The man faced court on Monday, September 11, and was sentenced to three years and nine months’ imprisonment, with a non-parole period of two years. AFP Detective Acting Sergeant Jordan Dowling emphasized the seriousness of child abuse crimes and the impact they have on victims. The AFP and its partners remain committed to identifying, arresting, and prosecuting offenders involved in child abuse.

The Australian Centre to Counter Child Exploitation (ACCCE) plays a crucial role in combating child abuse by bringing together specialist expertise and skills in a central hub. The ACCCE supports investigations into online child sexual exploitation and develops prevention strategies to create a safer online environment.

If you have any information about individuals involved in child abuse, you are urged to contact the ACCCE at www.accce.gov.au/report. In urgent cases or when a child is at immediate risk, please call your local police on 000.

The sentencing highlights the ongoing need for education and awareness about online safety. Research conducted by the ACCCE in 2020 revealed that only about half of parents talked to their children about online safety. The AFP-led education program, ThinkUKnow, offers advice and support for parents and carers on protecting children from online child sexual exploitation.

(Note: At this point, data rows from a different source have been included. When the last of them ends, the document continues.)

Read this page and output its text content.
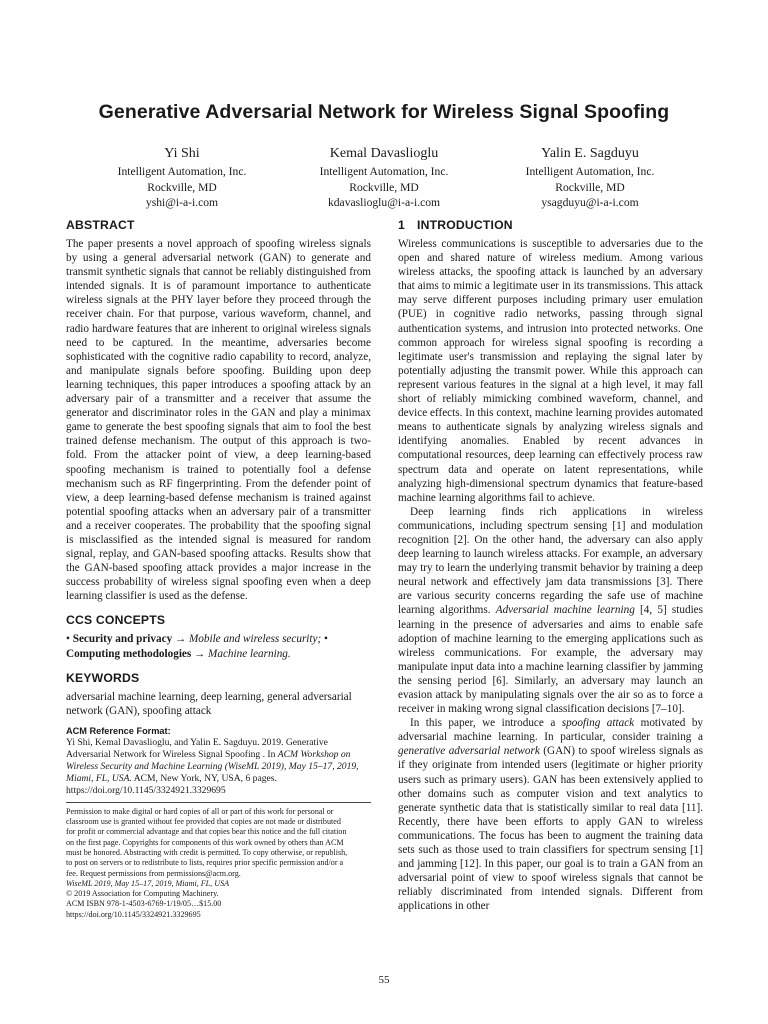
Generative Adversarial Network for Wireless Signal Spoofing
Yi Shi
Intelligent Automation, Inc.
Rockville, MD
yshi@i-a-i.com
Kemal Davaslioglu
Intelligent Automation, Inc.
Rockville, MD
kdavaslioglu@i-a-i.com
Yalin E. Sagduyu
Intelligent Automation, Inc.
Rockville, MD
ysagduyu@i-a-i.com
ABSTRACT

The paper presents a novel approach of spoofing wireless signals by using a general adversarial network (GAN) to generate and transmit synthetic signals that cannot be reliably distinguished from intended signals. It is of paramount importance to authenticate wireless signals at the PHY layer before they proceed through the receiver chain. For that purpose, various waveform, channel, and radio hardware features that are inherent to original wireless signals need to be captured. In the meantime, adversaries become sophisticated with the cognitive radio capability to record, analyze, and manipulate signals before spoofing. Building upon deep learning techniques, this paper introduces a spoofing attack by an adversary pair of a transmitter and a receiver that assume the generator and discriminator roles in the GAN and play a minimax game to generate the best spoofing signals that aim to fool the best trained defense mechanism. The output of this approach is two-fold. From the attacker point of view, a deep learning-based spoofing mechanism is trained to potentially fool a defense mechanism such as RF fingerprinting. From the defender point of view, a deep learning-based defense mechanism is trained against potential spoofing attacks when an adversary pair of a transmitter and a receiver cooperates. The probability that the spoofing signal is misclassified as the intended signal is measured for random signal, replay, and GAN-based spoofing attacks. Results show that the GAN-based spoofing attack provides a major increase in the success probability of wireless signal spoofing even when a deep learning classifier is used as the defense.

CCS CONCEPTS

• Security and privacy → Mobile and wireless security; • Computing methodologies → Machine learning.

KEYWORDS

adversarial machine learning, deep learning, general adversarial network (GAN), spoofing attack

ACM Reference Format:

Yi Shi, Kemal Davaslioglu, and Yalin E. Sagduyu. 2019. Generative Adversarial Network for Wireless Signal Spoofing . In ACM Workshop on Wireless Security and Machine Learning (WiseML 2019), May 15–17, 2019, Miami, FL, USA. ACM, New York, NY, USA, 6 pages. https://doi.org/10.1145/3324921.3329695

Permission to make digital or hard copies of all or part of this work for personal or
classroom use is granted without fee provided that copies are not made or distributed
for profit or commercial advantage and that copies bear this notice and the full citation
on the first page. Copyrights for components of this work owned by others than ACM
must be honored. Abstracting with credit is permitted. To copy otherwise, or republish,
to post on servers or to redistribute to lists, requires prior specific permission and/or a
fee. Request permissions from permissions@acm.org.
WiseML 2019, May 15–17, 2019, Miami, FL, USA
© 2019 Association for Computing Machinery.
ACM ISBN 978-1-4503-6769-1/19/05…$15.00
https://doi.org/10.1145/3324921.3329695

1 INTRODUCTION

Wireless communications is susceptible to adversaries due to the open and shared nature of wireless medium. Among various wireless attacks, the spoofing attack is launched by an adversary that aims to mimic a legitimate user in its transmissions. This attack may serve different purposes including primary user emulation (PUE) in cognitive radio networks, passing through signal authentication systems, and intrusion into protected networks. One common approach for wireless signal spoofing is recording a legitimate user's transmission and replaying the signal later by potentially adjusting the transmit power. While this approach can represent various features in the signal at a high level, it may fall short of reliably mimicking combined waveform, channel, and device effects. In this context, machine learning provides automated means to authenticate signals by analyzing wireless signals and identifying anomalies. Enabled by recent advances in computational resources, deep learning can effectively process raw spectrum data and operate on latent representations, while analyzing high-dimensional spectrum dynamics that feature-based machine learning algorithms fail to achieve.

Deep learning finds rich applications in wireless communications, including spectrum sensing [1] and modulation recognition [2]. On the other hand, the adversary can also apply deep learning to launch wireless attacks. For example, an adversary may try to learn the underlying transmit behavior by training a deep neural network and effectively jam data transmissions [3]. There are various security concerns regarding the safe use of machine learning algorithms. Adversarial machine learning [4, 5] studies learning in the presence of adversaries and aims to enable safe adoption of machine learning to the emerging applications such as wireless communications. For example, the adversary may manipulate input data into a machine learning classifier by jamming the sensing period [6]. Similarly, an adversary may launch an evasion attack by manipulating signals over the air so as to force a receiver in making wrong signal classification decisions [7–10].

In this paper, we introduce a spoofing attack motivated by adversarial machine learning. In particular, consider training a generative adversarial network (GAN) to spoof wireless signals as if they originate from intended users (legitimate or higher priority users such as primary users). GAN has been extensively applied to other domains such as computer vision and text analytics to generate synthetic data that is statistically similar to real data [11]. Recently, there have been efforts to apply GAN to wireless communications. The focus has been to augment the training data sets such as those used to train classifiers for spectrum sensing [1] and jamming [12]. In this paper, our goal is to train a GAN from an adversarial point of view to spoof wireless signals that cannot be reliably discriminated from intended signals. Different from applications in other

55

It is important to note that the legal term for this type of material is “Child Abuse Material” and not “Child Pornography.” The change in terminology reflects the gravity of the crimes and the harm inflicted on victims.

The sentencing of the South Australian man serves as a reminder that law enforcement agencies, such as the AFP and SA JACET, are actively working to combat child abuse and protect children from online exploitation.